Heeft iemand in je familie een ernstige erfelijke ziekte en heb je een kinderwens? Bespreek dit dan met je huisarts. Die kun je, als dit nodig is, doorverwijzen naar een klinisch geneticus, ook wel een erfelijkheidsarts genoemd. Die legt je uit hoe de betreffende ziekte overerft. Hij of zij kijkt samen met jou en je partner of er inderdaad aanleiding is voor een dragerschapstest voor de betreffende ziekte, als die test bestaat. Er wordt dan wat DNA afgenomen en dit wordt in een laboratorium onderzocht.
Risicogroepen
Je komt in aanmerking voor een dragerschapstest als je in een risicogroep valt.
- Er zit een (recessief overervende) aandoening in je familie, of iemand in je familie is drager.
- Je partner komt uit dezelfde familie, bijvoorbeeld een (verre) neef of nicht.
- Jij, je partner of jullie voorouders komen uit een van de vroegere Malariagebieden.
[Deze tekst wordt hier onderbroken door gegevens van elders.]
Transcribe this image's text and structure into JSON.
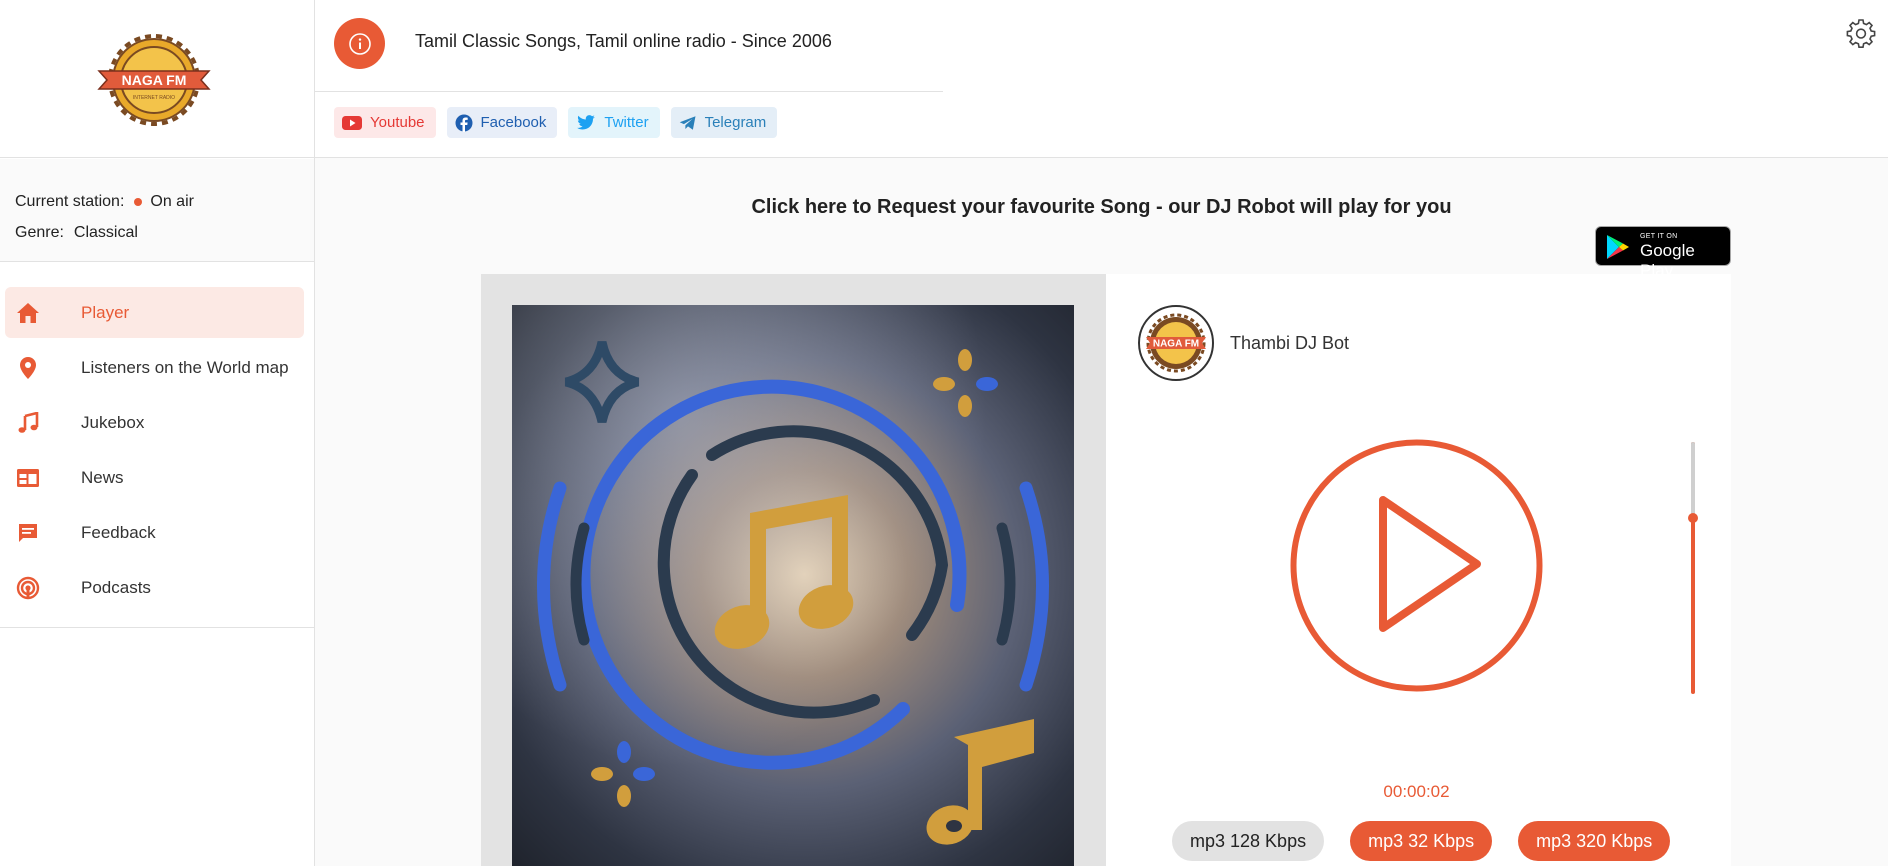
{
  "brand": {
    "logo_text": "NAGA FM",
    "logo_subtext": "INTERNET RADIO",
    "accent_color": "#e85a35"
  },
  "header": {
    "tagline": "Tamil Classic Songs, Tamil online radio - Since 2006",
    "socials": [
      {
        "label": "Youtube",
        "icon": "youtube-icon"
      },
      {
        "label": "Facebook",
        "icon": "facebook-icon"
      },
      {
        "label": "Twitter",
        "icon": "twitter-icon"
      },
      {
        "label": "Telegram",
        "icon": "telegram-icon"
      }
    ]
  },
  "station": {
    "current_label": "Current station:",
    "status": "On air",
    "genre_label": "Genre:",
    "genre": "Classical"
  },
  "nav": {
    "items": [
      {
        "label": "Player",
        "icon": "home-icon",
        "active": true
      },
      {
        "label": "Listeners on the World map",
        "icon": "map-pin-icon",
        "active": false
      },
      {
        "label": "Jukebox",
        "icon": "music-note-icon",
        "active": false
      },
      {
        "label": "News",
        "icon": "news-icon",
        "active": false
      },
      {
        "label": "Feedback",
        "icon": "feedback-icon",
        "active": false
      },
      {
        "label": "Podcasts",
        "icon": "podcast-icon",
        "active": false
      }
    ]
  },
  "main": {
    "request_text": "Click here to Request your favourite Song - our DJ Robot will play for you",
    "google_play": {
      "small": "GET IT ON",
      "big": "Google Play"
    }
  },
  "player": {
    "dj_name": "Thambi DJ Bot",
    "elapsed": "00:00:02",
    "volume_level": 0.7,
    "bitrates": [
      {
        "label": "mp3 128 Kbps",
        "selected": false
      },
      {
        "label": "mp3 32 Kbps",
        "selected": true
      },
      {
        "label": "mp3 320 Kbps",
        "selected": true
      }
    ]
  }
}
Dit gebied bestaat uit Afrika, Suriname, de Antillen, landen rondom de Middellandse Zee, Zuidoost Azië of het Midden-Oosten.
- Jullie (of jullie voorouders) komen oorspronkelijk uit hetzelfde dorp of dezelfde regio, waar bepaalde erfelijke ziektes vaker voorkomen (zoals Volendam).
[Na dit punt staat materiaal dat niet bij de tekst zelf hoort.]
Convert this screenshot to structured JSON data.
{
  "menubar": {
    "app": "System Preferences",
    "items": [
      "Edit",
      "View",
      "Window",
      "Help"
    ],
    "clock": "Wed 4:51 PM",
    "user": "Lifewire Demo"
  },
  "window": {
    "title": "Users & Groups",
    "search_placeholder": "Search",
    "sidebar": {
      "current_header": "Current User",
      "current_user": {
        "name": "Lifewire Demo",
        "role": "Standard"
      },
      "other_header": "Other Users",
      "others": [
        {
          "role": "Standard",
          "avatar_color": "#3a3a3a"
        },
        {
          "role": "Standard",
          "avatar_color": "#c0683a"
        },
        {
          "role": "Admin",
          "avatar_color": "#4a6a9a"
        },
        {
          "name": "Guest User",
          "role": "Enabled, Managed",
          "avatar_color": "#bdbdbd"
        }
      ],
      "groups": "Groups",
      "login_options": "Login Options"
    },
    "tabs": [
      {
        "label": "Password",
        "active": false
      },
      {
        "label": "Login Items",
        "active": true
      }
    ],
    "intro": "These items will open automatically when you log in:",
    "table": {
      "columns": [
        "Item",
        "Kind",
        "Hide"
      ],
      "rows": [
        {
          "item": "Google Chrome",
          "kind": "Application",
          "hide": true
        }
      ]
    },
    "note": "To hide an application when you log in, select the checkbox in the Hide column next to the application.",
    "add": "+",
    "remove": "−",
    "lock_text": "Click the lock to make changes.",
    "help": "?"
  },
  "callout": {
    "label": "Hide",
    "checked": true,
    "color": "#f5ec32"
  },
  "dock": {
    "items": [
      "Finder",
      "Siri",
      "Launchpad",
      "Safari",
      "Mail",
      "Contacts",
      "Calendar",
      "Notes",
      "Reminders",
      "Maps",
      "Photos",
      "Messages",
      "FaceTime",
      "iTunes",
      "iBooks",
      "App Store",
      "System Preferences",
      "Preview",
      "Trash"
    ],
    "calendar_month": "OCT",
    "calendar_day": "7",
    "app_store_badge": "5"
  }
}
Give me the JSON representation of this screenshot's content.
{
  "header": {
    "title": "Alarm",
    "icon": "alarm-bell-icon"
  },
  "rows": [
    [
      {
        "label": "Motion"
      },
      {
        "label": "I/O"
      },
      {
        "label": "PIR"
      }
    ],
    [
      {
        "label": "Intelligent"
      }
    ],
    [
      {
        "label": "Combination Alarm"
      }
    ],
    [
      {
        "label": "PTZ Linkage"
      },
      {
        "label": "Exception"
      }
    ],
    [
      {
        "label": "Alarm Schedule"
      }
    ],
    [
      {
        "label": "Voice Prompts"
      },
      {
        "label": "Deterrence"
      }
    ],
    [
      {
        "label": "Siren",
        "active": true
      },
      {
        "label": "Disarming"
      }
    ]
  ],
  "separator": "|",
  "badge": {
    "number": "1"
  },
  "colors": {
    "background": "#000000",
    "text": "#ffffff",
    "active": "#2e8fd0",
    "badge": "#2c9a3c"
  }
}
- Jullie (of jullie voorouders) komen uit de Ashkenazi-Joodse bevolking.
Geen verhoogd risico, toch testen?
Als je geen verhoogd risico loopt, maar toch een dragerschapstest wilt laten uitvoeren, wordt dit niet vergoed door de zorgverzekeraar. Je kunt dan het beste een brede dragerschapstest laten uitvoeren. Deze test onderzoekt je DNA op verschillende veel voorkomende erfelijke ziektes die je mogelijk zou kunnen doorgeven tijdens een zwangerschap.
De polikliniek klinische genetica van het VUmc biedt een test aan die kijkt of je drager bent van 50 ernstige ziektes. Ook bij het Universitair Medisch Centrum Groningen kun je dit laten onderzoeken, voor 70 verschillende erfelijke aandoeningen.
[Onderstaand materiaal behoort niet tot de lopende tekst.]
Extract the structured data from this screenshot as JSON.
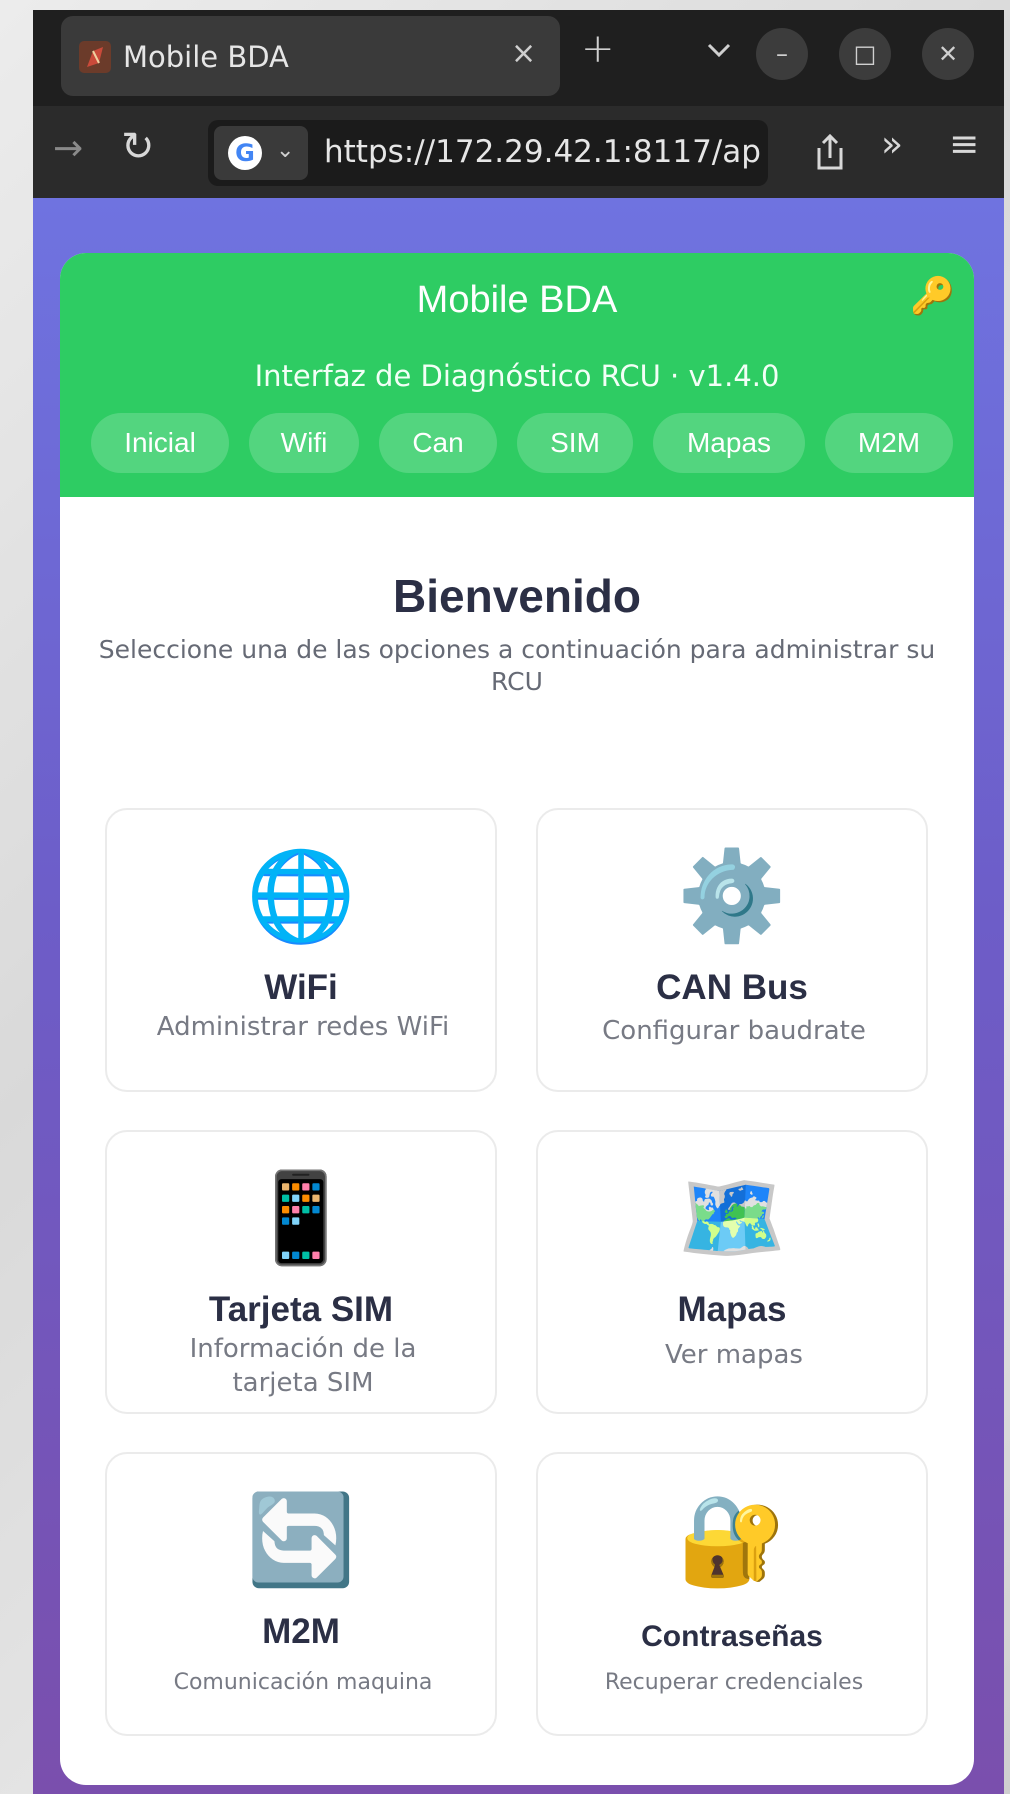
{
  "browser": {
    "tab_title": "Mobile BDA",
    "tab_close": "×",
    "new_tab": "+",
    "url": "https://172.29.42.1:8117/ap",
    "window_controls": {
      "minimize": "–",
      "maximize": "□",
      "close": "✕"
    }
  },
  "header": {
    "title": "Mobile BDA",
    "subtitle": "Interfaz de Diagnóstico RCU · v1.4.0",
    "accent_color": "#2ecc63"
  },
  "nav": {
    "items": [
      {
        "label": "Inicial"
      },
      {
        "label": "Wifi"
      },
      {
        "label": "Can"
      },
      {
        "label": "SIM"
      },
      {
        "label": "Mapas"
      },
      {
        "label": "M2M"
      }
    ]
  },
  "main": {
    "title": "Bienvenido",
    "description": "Seleccione una de las opciones a continuación para administrar su RCU",
    "tiles": [
      {
        "icon": "globe-icon",
        "glyph": "🌐",
        "title": "WiFi",
        "description": "Administrar redes WiFi"
      },
      {
        "icon": "gear-icon",
        "glyph": "⚙️",
        "title": "CAN Bus",
        "description": "Configurar baudrate"
      },
      {
        "icon": "mobile-phone-icon",
        "glyph": "📱",
        "title": "Tarjeta SIM",
        "description": "Información de la tarjeta SIM"
      },
      {
        "icon": "map-icon",
        "glyph": "🗺️",
        "title": "Mapas",
        "description": "Ver mapas"
      },
      {
        "icon": "arrows-sync-icon",
        "glyph": "🔄",
        "title": "M2M",
        "description": "Comunicación maquina"
      },
      {
        "icon": "lock-key-icon",
        "glyph": "🔐",
        "title": "Contraseñas",
        "description": "Recuperar credenciales"
      }
    ]
  }
}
Wel of geen dragerschapstest?
Misschien twijfel je enorm. Waarom zou je een dragerschapstest willen laten doen? Of waarom juist niet? En wat ga je doen met de uitslag als je hebt ontdekt dat er een verhoogde kans bestaat dat je tijdens je zwangerschap een kind draagt met een ernstige ziekte? Hieronder vind je mogelijke voor- en nadelen van zo’n onderzoek.
Mogelijke voordelen
- Als aanstaande ouder weet je vóór de zwangerschap of je een verhoogde kans hebt (1 op 4) op het krijgen van een kind met één van de ernstige erfelijke ziekten die onderzocht zijn.
- Wanneer blijkt dat jij drager bent, kunnen je familieleden ook drager zijn. Voor broers, zussen en ouders is die kans 50% als jij als drager bent getest. Als ze dit willen, kunnen je familieleden ook een (gerichte) dragerschapstest laten verrichten.
Mogelijke nadelen
- De dragerschapstest biedt geen garantie op een gezond kind! Er zijn andere, genetische én niet-genetische zaken die ervoor kunnen zorgen dat je kindje niet gezond is.
- Geen enkele test is 100% betrouwbaar. Ondanks een negatieve test bestaat er een hele kleine kans dat je tóch drager bent van de aandoening.
- Je kunt tijdens het wachten op de uitslag na de test tijdelijk ongerust of zenuwachtig worden.
- De kosten. In het algemeen wordt deze test niet vergoed door de zorgverzekeraar, tenzij je een verhoogd risico hebt. Dan wordt een gerichte dragerschapstest vaak (gedeeltelijk) vergoed.
- Als je drager bent, kan het zijn dat je het lastig vind om dit aan je familie te vertellen. Ze hebben dan tenslotte ook een verhoogde kans om drager te zijn van deze ziekte.